So the other night I had dinner at Rare with one of my very best girlfriends, Kim. While we were guzzling cabernet sauvignon, reclining on the comfy chaise, noshing on lobster mac & cheese, and cackling at the vicissitudes of life, Rare had the illest playlist going on. The soundtrack of the evening featured songs like Tortured Soul’s “Fall in Love,” J*Davey/4hers’s “Take My Time,” and Gaelle’s “Falling” and some remix of Bebel Gilberto’s “Aganju.” Someone knew what they were doing. These are some of my absolute favorite songs, so as each one comes on I instantly break from conversation to:

First: stick my right hand in the air

Then: Snap my fingers

Finally: Exclaim “That’s my song!

After the fiftyleventh time I did that, Kim says me “How do you find out about this music? They don’t play these songs on the radio.”

::Pause::

::Enter moment of lucidity::

In the midst of my wine buzz, my dissertation research had just smacked me in face. Kim had just asked me one of the central questions in my research. She was 100% right, how do people find out about these artists without the support of major radio outlets, MTV/VH1/BET, and other mass media outlets?

Her query (temporarily) brought me out of my wine + food languor to consider the importance of her question. It wasn’t the first time I had thought about how people find their way to artists outside of the mainstream. I had posed the question countless times in interviews and randomly to friends. I’ve even jotted down my “musical journey of exposure” in my field notes in order to better understand how I arrived in the world of Omar, Jay ElectronicaAlgebra, Jazzanova, Bugz in the Attic, and countless others. But somehow it was different when someone was asking me that same question in the course of casual conversation it made me realize that the answer is not a mere footnote or anecdote, but it is fundamental in understanding how “urb-alt” communities are formed and sustained.

As I talk to others, I’ve learned that most people have had a circuitous journey of musical discovery that revolves around friend’s music recommendations, record stores (RIP), the internet, artists’ influences, and serendipity. Once someone becomes aware that the music exists, it seems to be easier for to find similar artists.

This recurring theme in the answers I’ve received is that it took some effort or initiative after the initial “encounter” (thanx Philip Bohlman) on the part of the listener to find artists like Earl Greyhound, Clara Hill, Rahbi, or whomever. What’s a synonym for initiative and effort that academics love to use? Agency! And that’s the one ingredient that most Marxist-based studies of popular music tend to minimize. Yes, the radio/BET/MTV may play the same five songs over and over and over again, but many music lovers push beyond what they’re offered to find out where the stash is.

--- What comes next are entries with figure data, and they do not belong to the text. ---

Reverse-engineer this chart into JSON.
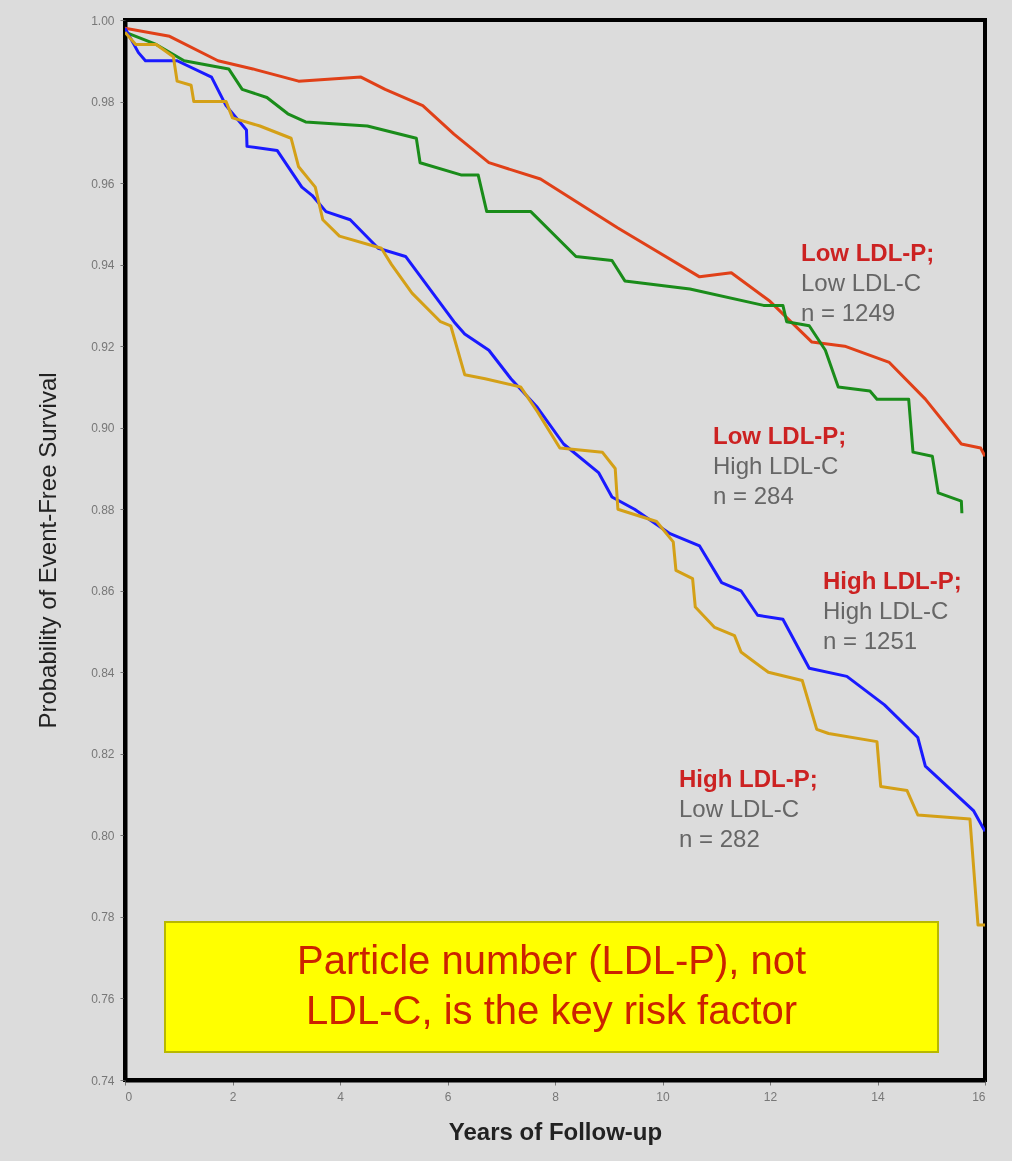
{
  "chart_data": {
    "type": "line",
    "xlabel": "Years of Follow-up",
    "ylabel": "Probability of Event-Free Survival",
    "xlim": [
      0,
      16
    ],
    "ylim": [
      0.74,
      1.0
    ],
    "xticks": [
      0,
      2,
      4,
      6,
      8,
      10,
      12,
      14,
      16
    ],
    "yticks": [
      {
        "value": 0.74,
        "label": "0.74"
      },
      0.76,
      0.78,
      {
        "value": 0.8,
        "label": "0.80"
      },
      0.82,
      0.84,
      0.86,
      0.88,
      {
        "value": 0.9,
        "label": "0.90"
      },
      0.92,
      0.94,
      0.96,
      0.98,
      {
        "value": 1.0,
        "label": "1.00"
      }
    ],
    "annotations": [
      "Particle number (LDL-P), not\nLDL-C, is the key risk factor"
    ],
    "series": [
      {
        "name": "Low LDL-P;\nLow LDL-C\nn = 1249",
        "color": "#e04018",
        "x": [
          0,
          0.83,
          1.73,
          2.38,
          3.23,
          4.39,
          4.84,
          5.54,
          6.12,
          6.77,
          7.73,
          9.17,
          10.69,
          11.28,
          12.0,
          12.78,
          13.39,
          14.22,
          14.89,
          15.56,
          15.92,
          16.0
        ],
        "values": [
          0.998,
          0.996,
          0.99,
          0.988,
          0.985,
          0.986,
          0.983,
          0.979,
          0.972,
          0.965,
          0.961,
          0.949,
          0.937,
          0.938,
          0.931,
          0.921,
          0.92,
          0.916,
          0.907,
          0.896,
          0.895,
          0.893
        ]
      },
      {
        "name": "Low LDL-P;\nHigh LDL-C\nn = 284",
        "color": "#1a8c1a",
        "x": [
          0,
          0.58,
          1.1,
          1.93,
          2.18,
          2.64,
          3.03,
          3.36,
          4.51,
          5.42,
          5.49,
          6.25,
          6.57,
          6.73,
          7.55,
          8.39,
          9.06,
          9.3,
          10.51,
          11.88,
          12.24,
          12.31,
          12.73,
          13.03,
          13.27,
          13.86,
          13.99,
          14.58,
          14.66,
          15.02,
          15.13,
          15.56,
          15.57
        ],
        "values": [
          0.997,
          0.994,
          0.99,
          0.988,
          0.983,
          0.981,
          0.977,
          0.975,
          0.974,
          0.971,
          0.965,
          0.962,
          0.962,
          0.953,
          0.953,
          0.942,
          0.941,
          0.936,
          0.934,
          0.93,
          0.93,
          0.926,
          0.925,
          0.919,
          0.91,
          0.909,
          0.907,
          0.907,
          0.894,
          0.893,
          0.884,
          0.882,
          0.879
        ]
      },
      {
        "name": "High LDL-P;\nHigh LDL-C\nn = 1251",
        "color": "#1a1aff",
        "x": [
          0,
          0.25,
          0.38,
          0.97,
          1.61,
          1.88,
          2.26,
          2.27,
          2.83,
          3.29,
          3.48,
          3.74,
          4.19,
          4.71,
          5.22,
          6.12,
          6.32,
          6.77,
          7.18,
          7.67,
          8.16,
          8.81,
          9.06,
          9.48,
          10.14,
          10.69,
          11.1,
          11.46,
          11.77,
          12.24,
          12.73,
          13.43,
          14.13,
          14.75,
          14.89,
          15.79,
          16.0
        ],
        "values": [
          0.998,
          0.992,
          0.99,
          0.99,
          0.986,
          0.979,
          0.973,
          0.969,
          0.968,
          0.959,
          0.957,
          0.953,
          0.951,
          0.944,
          0.942,
          0.926,
          0.923,
          0.919,
          0.912,
          0.905,
          0.896,
          0.889,
          0.883,
          0.88,
          0.874,
          0.871,
          0.862,
          0.86,
          0.854,
          0.853,
          0.841,
          0.839,
          0.832,
          0.824,
          0.817,
          0.806,
          0.801
        ]
      },
      {
        "name": "High LDL-P;\nLow LDL-C\nn = 282",
        "color": "#d4a017",
        "x": [
          0,
          0.2,
          0.58,
          0.9,
          0.97,
          1.23,
          1.28,
          1.88,
          2.0,
          2.51,
          3.09,
          3.23,
          3.54,
          3.68,
          3.99,
          4.77,
          4.96,
          5.34,
          5.87,
          6.06,
          6.32,
          6.7,
          7.36,
          7.67,
          8.09,
          8.88,
          9.12,
          9.17,
          9.89,
          10.2,
          10.25,
          10.56,
          10.61,
          10.97,
          11.34,
          11.46,
          11.97,
          12.6,
          12.87,
          13.09,
          13.99,
          14.06,
          14.55,
          14.75,
          15.72,
          15.87,
          16.0
        ],
        "values": [
          0.997,
          0.994,
          0.994,
          0.991,
          0.985,
          0.984,
          0.98,
          0.98,
          0.976,
          0.974,
          0.971,
          0.964,
          0.959,
          0.951,
          0.947,
          0.944,
          0.94,
          0.933,
          0.926,
          0.925,
          0.913,
          0.912,
          0.91,
          0.904,
          0.895,
          0.894,
          0.89,
          0.88,
          0.877,
          0.872,
          0.865,
          0.863,
          0.856,
          0.851,
          0.849,
          0.845,
          0.84,
          0.838,
          0.826,
          0.825,
          0.823,
          0.812,
          0.811,
          0.805,
          0.804,
          0.778,
          0.778
        ]
      }
    ]
  }
}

My dissertation is about that push.

So the question remains, how did you find “your” music?

Did you accidentally pick up your boo’s ipod and fall in love with MF Doom? Did you go to “House and the Park” and hear the soulful house sounds of Osunlade? Or did you have a roommate who was blasting nothing but Tamar Kali?

Whatever it is, however you like it, I’d love to hear you story.

And to the wine and the homie, Kim, you’ve earned your place in my acknowledgements!